J Acquir Immune Defic Syndr. 1999 Dec 1;22(4):369-78. Unique Identifier : AIDSLINE MED/20097665
Mocroft A; Madge S; Johnson AM; Lazzarin A; Clumeck N; Goebel FD; Viard JP; Gatell J; Blaxhult A; Lundgren JD; Royal Free Centre for HIV Medicine, Royal Free and University; College Medical School, London, England. amanda@rfhsm.ac.uk
Abstract: BACKGROUND: Concerns have been raised that intravenous drug users may be less likely to start highly active antiretroviral therapy (HAART) and that adherence to therapy may be poor among this group of patients. Given the decreased mortality and incidence of AIDS-defining illnesses among patients with HIV who start HAART, this may lead to a poorer prognosis among intravenous drug users. PURPOSE: To compare homosexual men, intravenous drug users, and heterosexuals in EuroSIDA, a prospective European cohort of 7331 patients with HIV in terms of starting a HAART treatment regimen, immunologic and virologic response to therapy, and survival. METHODS: 6645 patients were included in this analysis.

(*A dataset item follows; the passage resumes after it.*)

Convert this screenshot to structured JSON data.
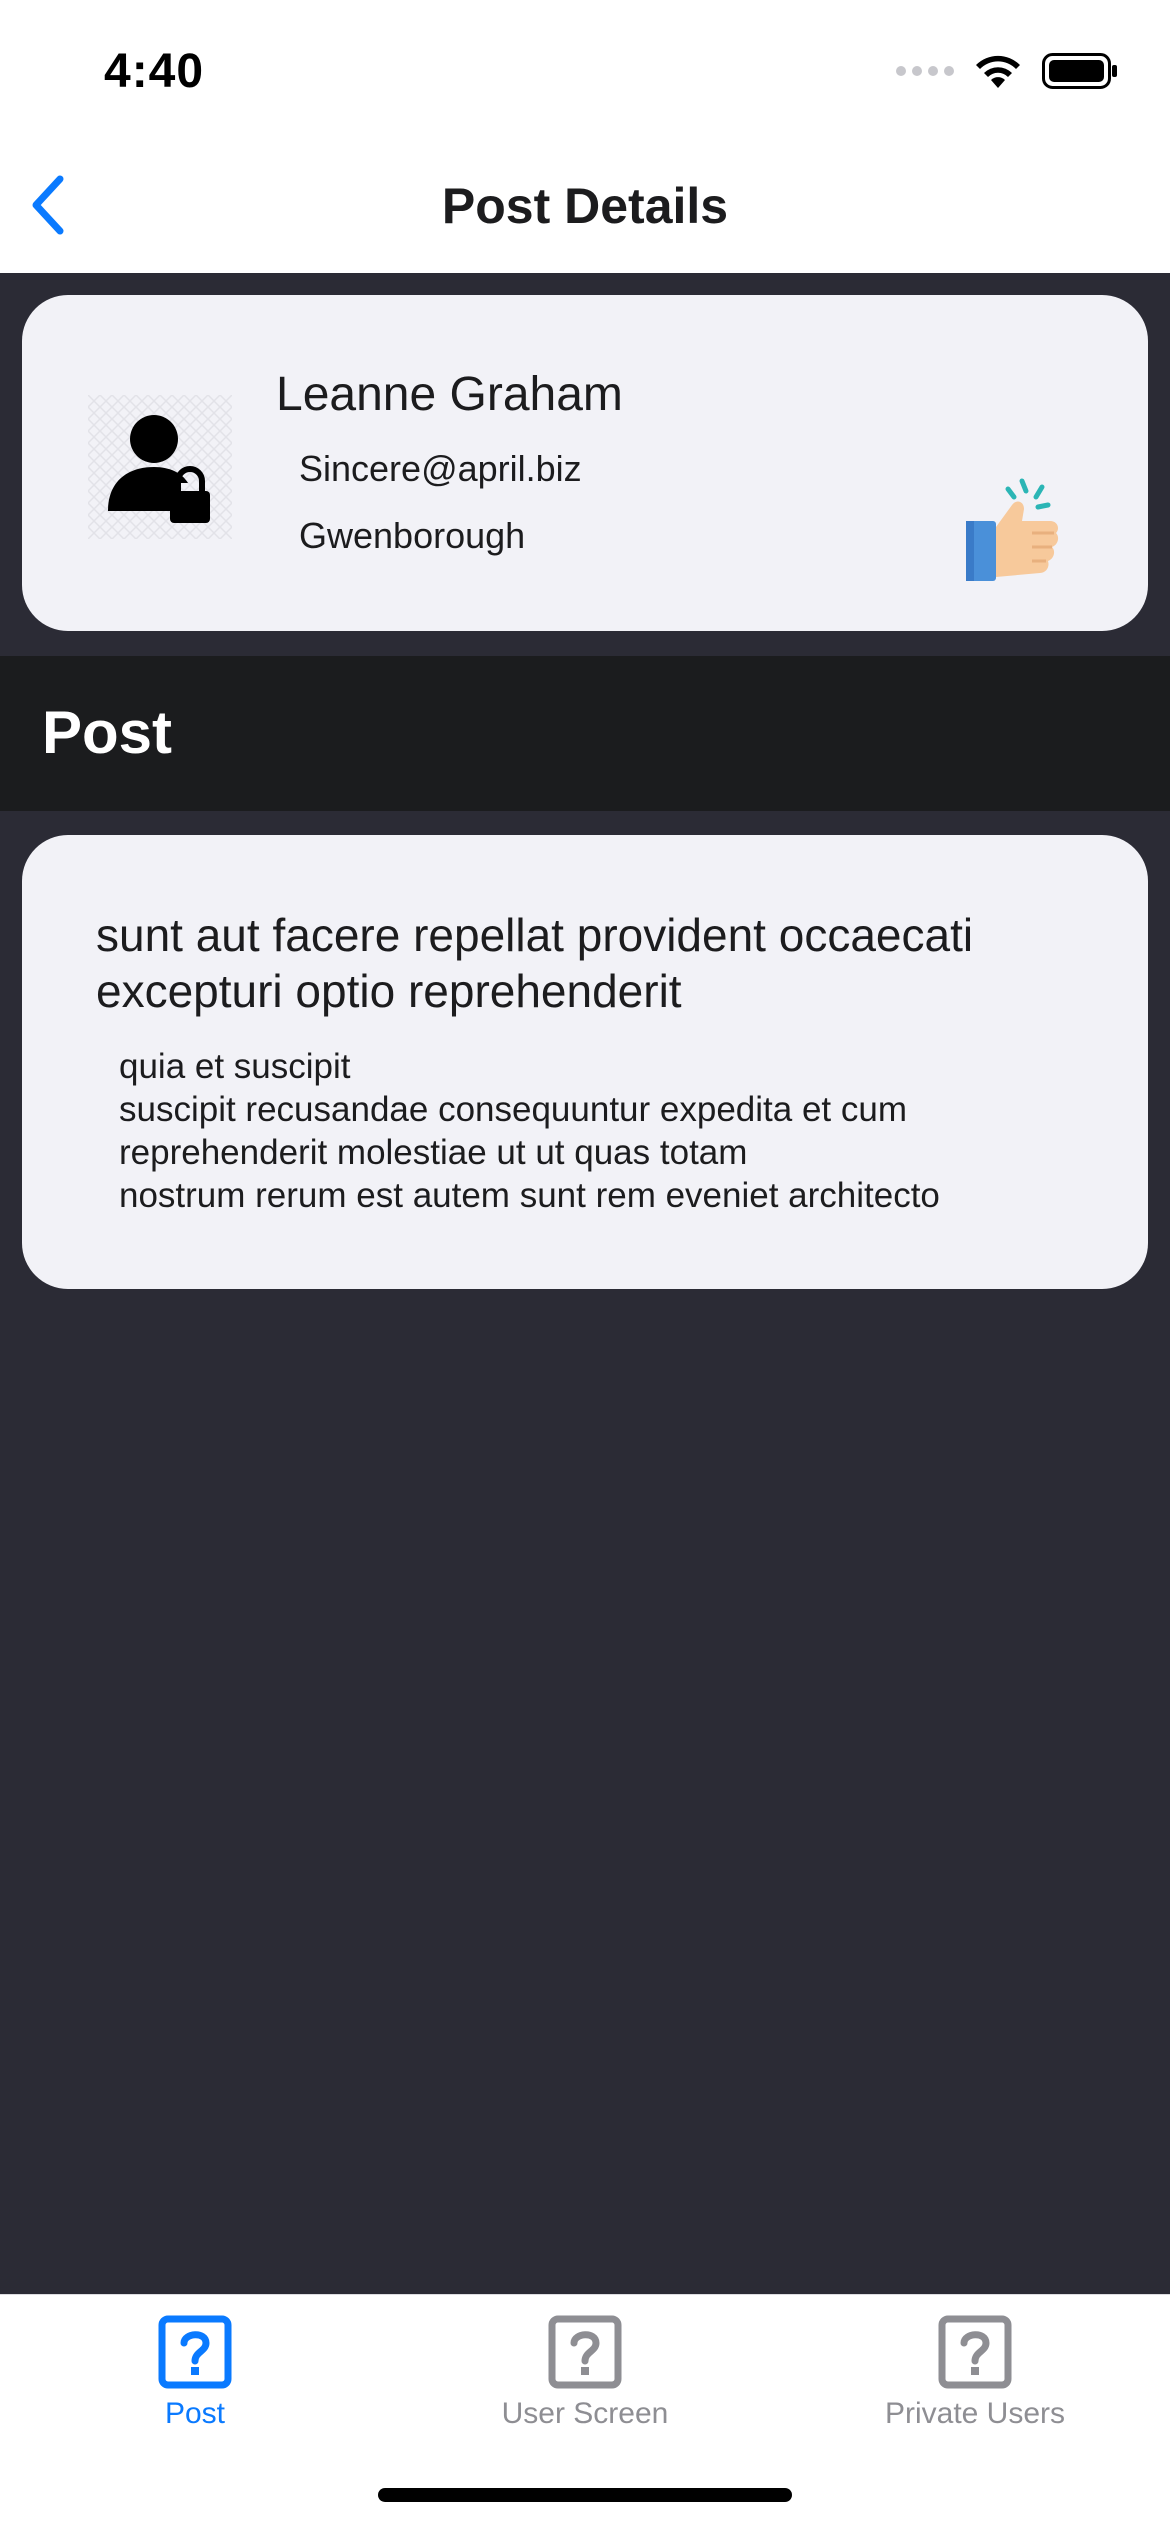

Logistic regression and Cox proportional hazards models were used to investigate the factors associated with use of HAART regimens and survival following recruitment to the EuroSIDA study. RESULTS: In a multivariate logistic regression model, intravenous drug users were significantly less likely to be receiving HAART at recruitment to EuroSIDA (odds ratio [OR], 0.48; 95% confidence interval [CI], 0.37-0.62; p<.0001) when compared with homosexual men. Similarly, during follow-up, intravenous drug users were at a 27% reduced risk of starting HAART, after adjustment for other factors related to starting HAART (relative hazard [RH], 0.73; 95% CI, 0.64-0.82; p<.0001). There were no differences between heterosexual and homosexual patients, and similar results were found within regions of Europe (South, Central and Northern). Among those patients who started HAART, there were no significant differences between exposure groups in CD4 lymphocyte count response to HAART or virologic response to HAART. After adjustment for factors related to survival, intravenous drug users were at a small, but nonsignificant increased risk of death compared with homosexuals (RH 1.16; 95% CI, 0.99-1.38; p = .074). CONCLUSIONS: Intravenous drug users were significantly less likely to start HAART, but among those who did, response to therapy was similar to that of other exposure groups. There were no differences in risk of death. If intravenous drug users continue to use HAART less commonly than other exposure groups, it may result in a poorer prognosis, a different spectrum of AIDS-defining illnesses, and differential long-term clinical needs.